Possono farti quello che vogliono.
Possono imprigionarti, batterti,
romperti le dita, bruciarti il cervello con l'elettricita',
confonderti con le droghe fino a che
non saprai piu' camminare, e non ricorderai.
Possono portare via i tuoi bambini,
sbattere contro il muro chi ami;
possono fare tutto quello che tu non fermi.

Come puoi fermarli?
 Da solo puoi resistere, puoi rifiutare.
 E puoi persino pensare alla riscossa,
anche se loro ti passano sopra.
 Ma due persone che resistono, schiena contro schiena,
 possono attraversare una folla,
 un serpente di fuoco che danza puo' rompere una corda,
 le termiti possono tirare giu' un palazzo.

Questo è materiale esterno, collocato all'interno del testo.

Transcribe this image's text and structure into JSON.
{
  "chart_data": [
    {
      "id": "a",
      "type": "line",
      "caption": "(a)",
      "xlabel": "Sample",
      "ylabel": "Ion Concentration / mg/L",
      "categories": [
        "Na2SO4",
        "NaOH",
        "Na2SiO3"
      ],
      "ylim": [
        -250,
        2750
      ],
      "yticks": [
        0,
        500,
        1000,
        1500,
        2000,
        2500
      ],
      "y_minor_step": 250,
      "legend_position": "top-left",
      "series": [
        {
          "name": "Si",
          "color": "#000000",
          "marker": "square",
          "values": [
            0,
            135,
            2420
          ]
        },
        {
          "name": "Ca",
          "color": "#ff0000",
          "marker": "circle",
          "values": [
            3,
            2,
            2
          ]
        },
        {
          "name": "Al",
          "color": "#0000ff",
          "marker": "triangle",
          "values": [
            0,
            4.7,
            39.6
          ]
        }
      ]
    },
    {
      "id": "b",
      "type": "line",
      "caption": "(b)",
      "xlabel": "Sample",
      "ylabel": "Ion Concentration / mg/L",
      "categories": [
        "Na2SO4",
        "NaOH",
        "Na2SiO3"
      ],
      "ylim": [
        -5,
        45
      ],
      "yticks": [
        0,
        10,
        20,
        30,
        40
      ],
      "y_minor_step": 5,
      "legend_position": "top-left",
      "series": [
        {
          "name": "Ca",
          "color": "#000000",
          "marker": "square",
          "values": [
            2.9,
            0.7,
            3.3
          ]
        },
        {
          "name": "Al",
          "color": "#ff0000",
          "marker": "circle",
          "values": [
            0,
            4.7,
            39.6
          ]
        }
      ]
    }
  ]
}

 Due persone possono mantenersi sane a vicenda,
darsi reciprocamente sostegno, convinzione,
 amore, massaggi, speranza, sesso.
 Tre persone sono una delegazione, una cellula, un cuneo.
Con quattro si puo' giocare, e dare inizio a un gruppo.
 Con sei puoi affittare una casa intera,
avere focaccia a cena e niente secondi,
 e comporre la tua musica.
 Tredici fanno un circolo, un centinaio riempiono la sala.
 Con mille hai solidarieta' e la vostra newsletter,
 diecimila sono la comunita' e i vostri giornali;
 centomila una rete di comunita';
 un milione il nostro stesso mondo.

 Comincia con uno alla volta.
 Comincia quando ti preoccupi di agire.
 Comincia quando lo fai di nuovo,
 dopo che loro hanno detto no.
 Comincia quando dici "noi",
 e sai bene chi intendi,
 e ogni giorno
 ne intendi uno di più".
---------
Marge Piercy e' nata a Detroit, attiva nei movimenti, femminista,
anti-nucleare e per i diritti civili, poetessa e scrittrice. In italiano
sono stati tradotti i suoi libri: "I giorni dell'odio", Sperling & Kupfer,
Milano 1989; "Sul filo del tempo", Eleuthera (che DANIELE vi consiglia
davvero ASSAI), Milano 1990; "Cybergolem", Eleuthera, Milano 1995.